In 1997, Plug booked sales of only $2.4 million -- and reported losses of $11.8 million. Last year, it sold 43 times more "stuff," but lost nearly five times as much money selling that stuff.

A problem with the business model
So how does Plug Power remain in business, you ask? Primarily by selling stock -- of which it has an infinite supply. In 1997, Plug Power had 9.5 million shares outstanding. Today it has more than 180 million shares (about a 20-fold increase). The money brought in by issuing and selling all the new shares has kept the company afloat -- at the cost of diluting the original shareholders out of about 95% of their investment.

Don't get me wrong: Plug can keep this up for a very long time, and probably will. Currently, the company has $64 million in cash versus just $2 million in debt. At its current $51 million-a-year cash-burn rate, that's enough money to keep the doors open and the lights on for at least another year.
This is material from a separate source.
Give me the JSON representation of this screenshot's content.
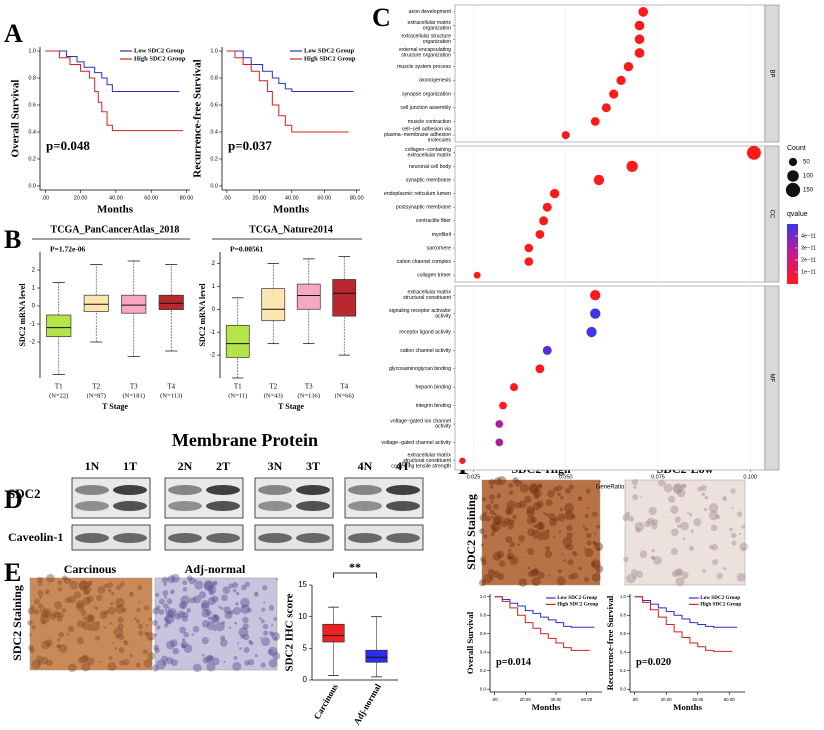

Analysts who follow the company don't see any chance of profits or free cash flow materializing this year or next year, either (and decline to even guess at what comes after that). So absent positive free cash flow miraculously appearing, sometime in early 2017 you should be reading about another secondary share issuance at Plug.

What it means for investors
Is it possible that Plug Power will ride its recent sales success to profits, escape the shackles of its history, and see its stock rise, and thrive? Of course it is. Anything's possible -- but 20 years of history argue strongly against it.